Por a Fazenda Pública não ter procedido desta forma, cabe confirmar a decisão recorrida na parte em que procede à anulação do acto de liquidação oficiosa do imposto relativo ao ano de (…)”.
Essa solução decorrida de jurisprudência já anteriormente firmada neste STA mormente no Acórdão de 05.12.018 tirado no Processo n.º 0220/11.2BEVIS (0286/18), o qual, à semelhança de todos os demais anteriormente referidos se encontram publicados e disponíveis em www.dgsi.pt, em cujo sumário se plasmou a seguinte doutrina:
“III- O princípio da tributação do rendimento real impunha a sua apreciação [das declarações entregues fora do prazo legal] e aconselhava a realização de inspeção perante os elementos supervenientes que foram apresentados e que por não gozarem já da presunção de veracidade, estavam sujeitos a livre apreciação e confirmação pela AT.

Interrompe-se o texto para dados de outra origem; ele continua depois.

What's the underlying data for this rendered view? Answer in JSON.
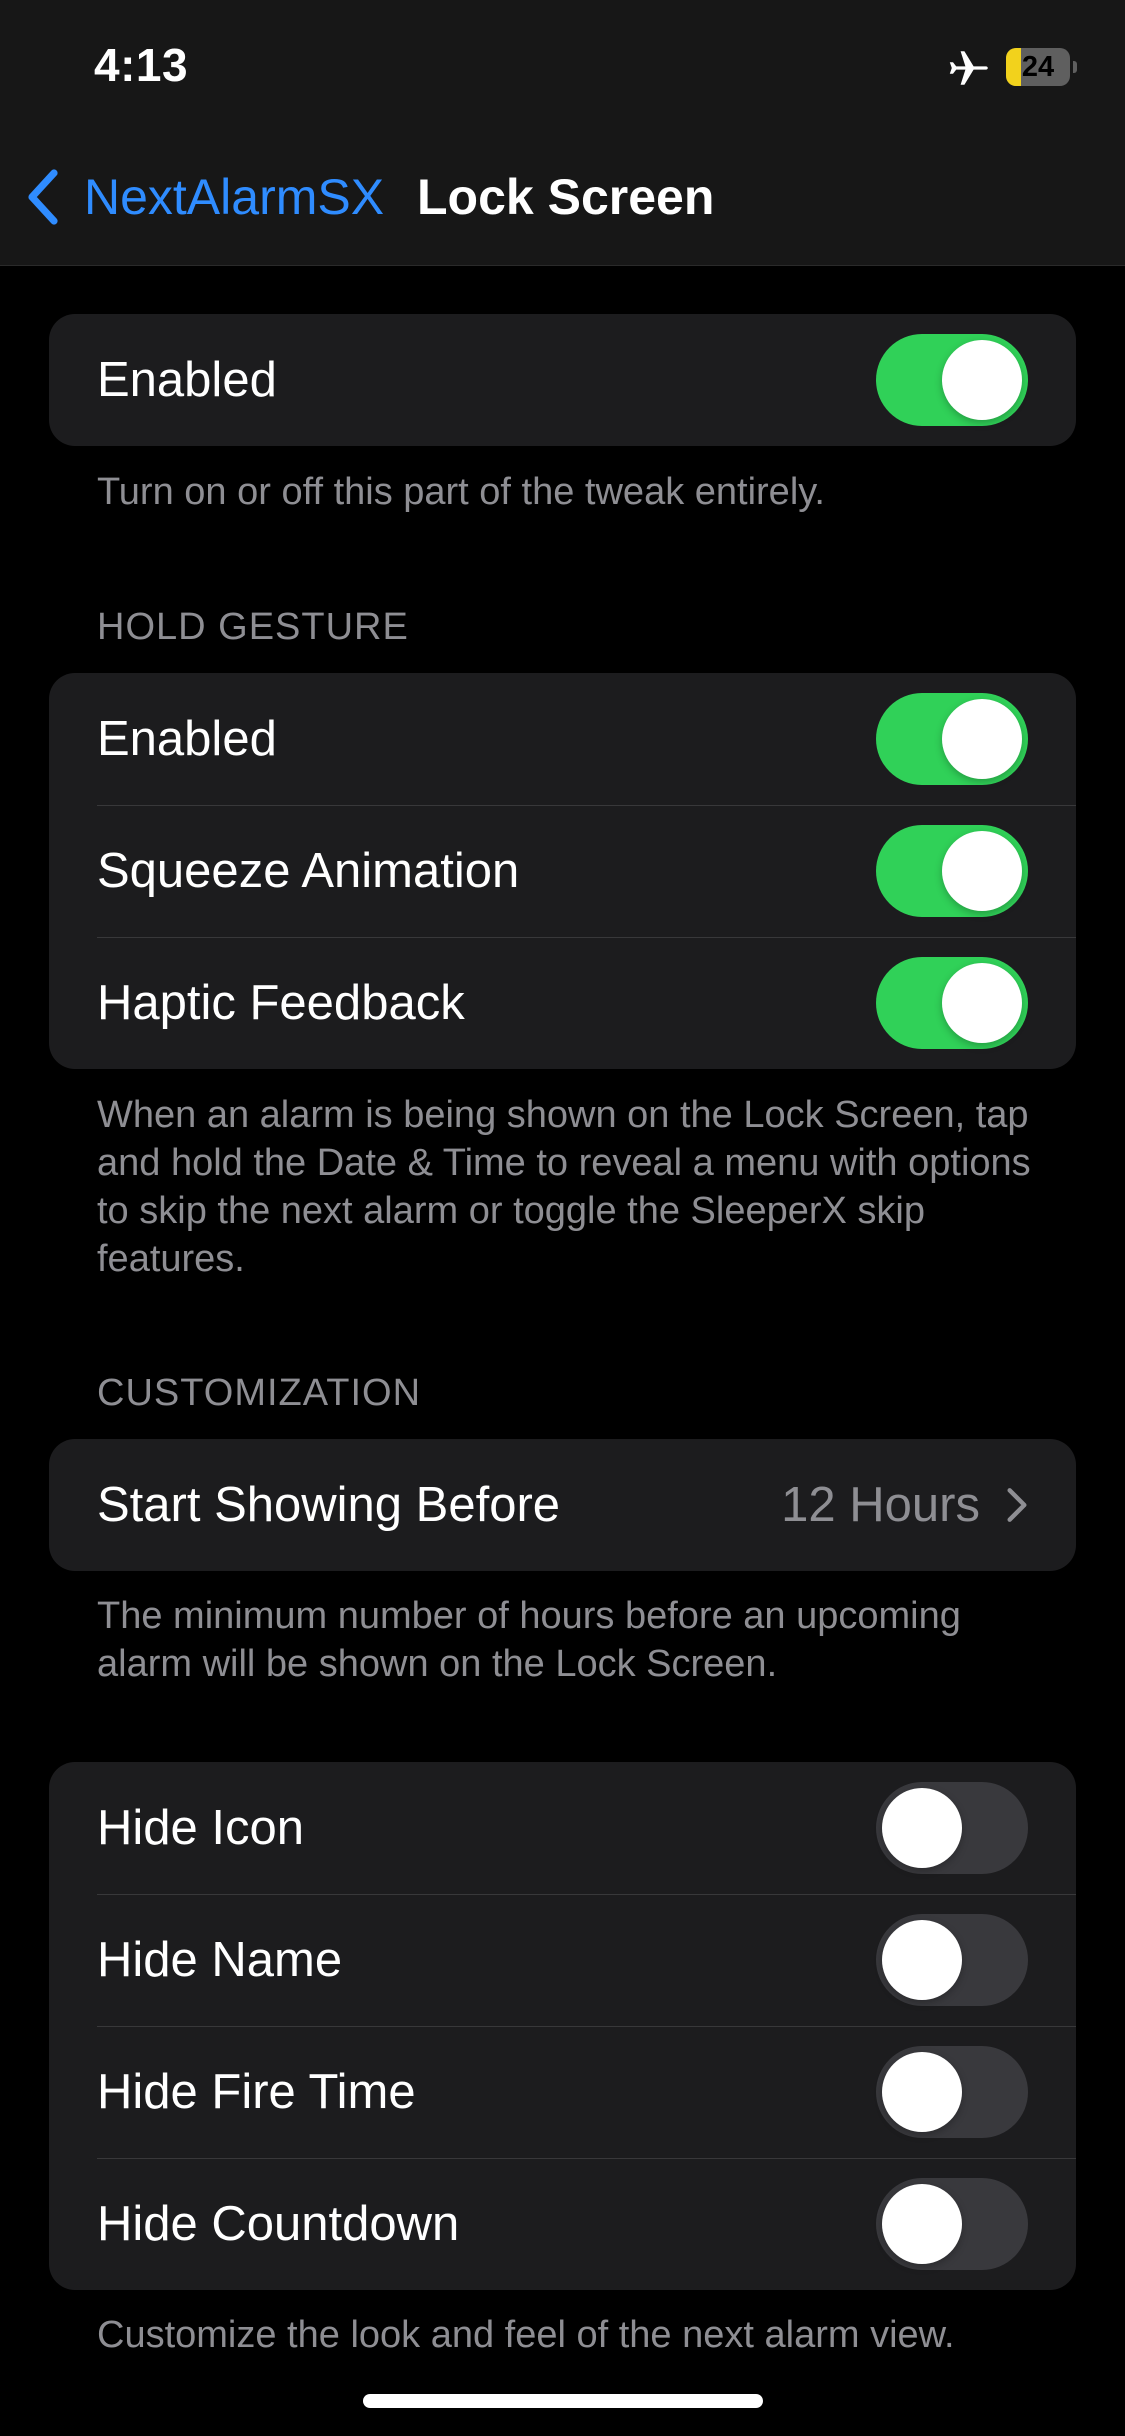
{
  "status_bar": {
    "time": "4:13",
    "battery_level": "24",
    "battery_fraction": 0.24,
    "airplane_mode": true,
    "icons": [
      "airplane-icon",
      "battery-charging-icon"
    ]
  },
  "nav": {
    "back_label": "NextAlarmSX",
    "title": "Lock Screen"
  },
  "main_group": {
    "enabled_label": "Enabled",
    "enabled_on": true,
    "footer": "Turn on or off this part of the tweak entirely."
  },
  "hold_gesture": {
    "header": "HOLD GESTURE",
    "rows": [
      {
        "label": "Enabled",
        "on": true
      },
      {
        "label": "Squeeze Animation",
        "on": true
      },
      {
        "label": "Haptic Feedback",
        "on": true
      }
    ],
    "footer": "When an alarm is being shown on the Lock Screen, tap and hold the Date & Time to reveal a menu with options to skip the next alarm or toggle the SleeperX skip features."
  },
  "customization": {
    "header": "CUSTOMIZATION",
    "start_showing_label": "Start Showing Before",
    "start_showing_value": "12 Hours",
    "footer": "The minimum number of hours before an upcoming alarm will be shown on the Lock Screen."
  },
  "hide_group": {
    "rows": [
      {
        "label": "Hide Icon",
        "on": false
      },
      {
        "label": "Hide Name",
        "on": false
      },
      {
        "label": "Hide Fire Time",
        "on": false
      },
      {
        "label": "Hide Countdown",
        "on": false
      }
    ],
    "footer": "Customize the look and feel of the next alarm view."
  },
  "colors": {
    "accent": "#2f8cff",
    "toggle_on": "#30d158",
    "toggle_off": "#39393d",
    "battery_fill": "#f2d21c",
    "group_bg": "#1c1c1e",
    "secondary_text": "#8e8e93"
  }
}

IV- Não o tendo feito, resultou a ocorrência de evidente excesso de quantificação de rendimentos que influenciou a liquidação oficiosa agora questionada a qual não se pode manter”.
De tudo o que vem de dizer-se resulta que de nenhuma censura é passível a sentença recorrida, que julgou totalmente procedente a impugnação judicial e anulou a liquidação oficiosa de IRC do exercício de 2011 e que, por via da improcedência do presente recurso, deve ser integralmente mantida na ordem jurídica.
Deve ser consentida a dispensa do pagamento do remanescente da taxa de justiça, nos termos do art. 6.º n.º 7 do R.C.P
Com efeito, in casu, ponderado o montante da taxa de justiça que será devida, esta se afigura desproporcionada em face do concreto serviço prestado, uma vez que, as questões apreciadas no presente recurso, são todas de complexidade igual à comum e que já foram tratadas anteriormente pela jurisprudência, levando-se em ainda conta a conduta dos litigantes e a utilidade económica das pretensões das partes.
3. - Decisão
Pelo exposto, acordam os juízes que compõem esta Secção do Contencioso Tributário do Supremo Tribunal Administrativo em negar provimento ao recurso e manter a decisão recorrida.
Custas pela Recorrente com dispensa do pagamento do remanescente da taxa de justiça, nos termos do art. 6.º n.º 7 do R.C.P., correspondente ao valor da causa, na parcela excedente a €275.000, atento o grau de complexidade do processado, a conduta dos litigantes e a utilidade económica das pretensões das partes.
Lisboa, 07 de Junho de 2023. - José Gomes Correia (relator) – Aníbal Augusto Ruivo Ferraz - Pedro Nuno Pinto Vergueiro.